This repo contains a python client API library for the Machine Learning Data Platform (MLDP) project. The gRPC API definition for utilizing the MLDP services is defined in the dp-grpc repo.
NOTE: The dp-grpc repo includes an Actions workflow (generate-python-stubs.yml) for generating Python stubs from the API definition. It can be triggered manually, as part of the development process, and is triggered automatically when a new release tag is created (e.g., a tag prefixed with "rel-"). The workflow creates a pull request to merge the files to this dp-python-lib repo, in the src/dp_python_lib/grpc directory. Because the files are generated, they should not be edited manually. Any required changes should be made to the process that generates the stubs, not the generated files themselves.

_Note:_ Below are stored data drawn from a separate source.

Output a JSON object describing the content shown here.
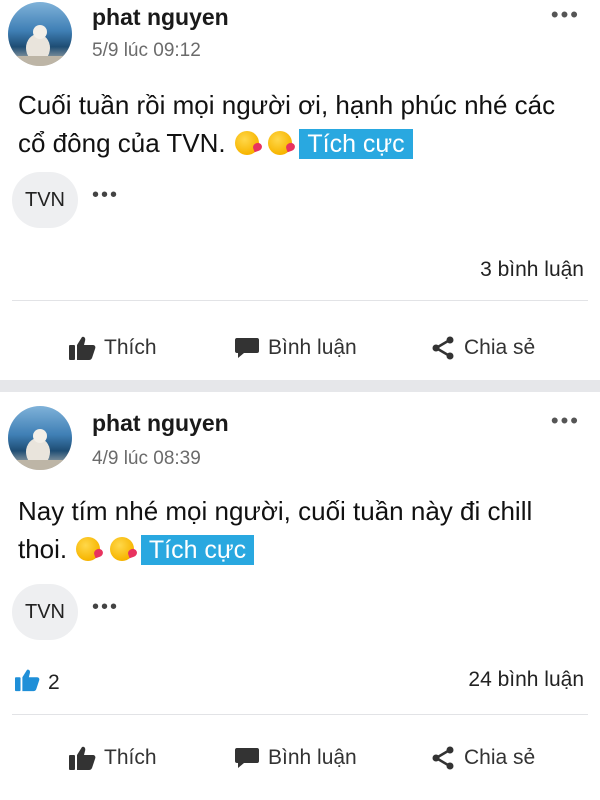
{
  "posts": [
    {
      "author": "phat nguyen",
      "time": "5/9 lúc 09:12",
      "more": "•••",
      "text_line1": "Cuối tuần rồi mọi người ơi, hạnh phúc nhé các",
      "text_line2": "cổ đông của TVN.",
      "emojis": [
        "kiss-emoji",
        "kiss-emoji"
      ],
      "tag": "Tích cực",
      "chip": "TVN",
      "chip_more": "•••",
      "likes": "",
      "comments": "3 bình luận",
      "actions": {
        "like": "Thích",
        "comment": "Bình luận",
        "share": "Chia sẻ"
      }
    },
    {
      "author": "phat nguyen",
      "time": "4/9 lúc 08:39",
      "more": "•••",
      "text_line1": "Nay tím nhé mọi người, cuối tuần này đi chill",
      "text_line2": "thoi.",
      "emojis": [
        "kiss-emoji",
        "kiss-emoji"
      ],
      "tag": "Tích cực",
      "chip": "TVN",
      "chip_more": "•••",
      "likes": "2",
      "comments": "24 bình luận",
      "actions": {
        "like": "Thích",
        "comment": "Bình luận",
        "share": "Chia sẻ"
      }
    }
  ],
  "colors": {
    "tag_bg": "#29a8e0",
    "like_blue": "#1f8fd8",
    "separator": "#e6e7ea"
  }
}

NOTE: This repo is a work in progess and requires additional work before it is useful for building Python client applications!
The goal for the first phase of this project was to build the framework necessary to handle a single gRPC API call and in the process to develop strategies / patterns for gRPC stub generation, service / API / client / application abstractions, gRPC communication, configuration, logging, Python conventions, unit testing, and integration testing. Having accomplished this goal, the next phase of the project will focus on 1) adding handling for additional MLDP service APIs and 2) designing and implementing higher-level mechanisms for building pipelines for machine learning applications. A high-level TODO list is below.
The primary user-facing class in the framework is MldpClient. That class reads the configuration, initializes the API, and creates interface objects for accessing each of the four MLDP services: IngestionClient, QueryClient, AnnotationClient, and IngestionStreamClient. These classes provide simple wrappers and supporting data structures for calling the MLDP service APIs. A second user-facing class, MldpApplication, will be added that provides higher level features on top of the APIs that will be useful for building applications that are part of a machine learning data pipeline.
A simple example for calling the Ingestion Service registerProvider() API method is shown below:
cls.client = MldpClient()
params = RegisterProviderRequestParams(
name=unique_name,
description="Integration test provider for dp-python-lib",
tag_list=["integration", "test", "automated"],
attribute_map={
"test_type": "integration",
"framework": "unittest",
"timestamp": str(timestamp),
"client": "dp-python-lib"
}
)
result = self.client.ingestion_client.register_provider(params)
This same pattern will be utilized for calling all the various service APIs. The intention of the MldpClient class is to hide the details of the gRPC APIs to the extent that is possible. A good place to look for additional examples is in the integration test directory.
- Implement additional API wrappers:
- Ingestion Service
- ingestData() - At least a simple implementation of unary ingestion, since it is not envisioned that Python clients will be used for high-volume ingestion.
- queryRequestStatus() - Checks async status of data ingestion requests.
- subscribeData() - Receives data for specified PVs from the ingestion stream.
- Query Service
- queryData() - Retrieves bucketed PV time-series data.
- queryTable() - Retrieves PV time-series data in tabular format.
- queryPvMetadata() - Retrieves ingestion metadata for PVs.
- queryProviders() - Retrieves Provider information.
- queryProviderMetadata() - Retrieves ingestion metadata for providers.
- Annotation Service
- saveDataSet() - Creates or saves a dataset including a collection of PVs and time ranges.
- queryDataSets() - Retrieves saved datasets.
- saveAnnotation() - Creates or saves an annotation targeting a dataset.
- queryAnnotations() - Retrieves saved annotations.
- exportData() - Exports datasets to popular file formats.
- Ingestion Stream Service
- subscribeDataEvent() - Registers to receive notification when a data condition in the ingestion stream is triggered.
- Ingestion Service
- Design and implement MldpApplication with high-level application support.
- Create CI workflow(s) for publishing running regession tests and publishing release artifacts.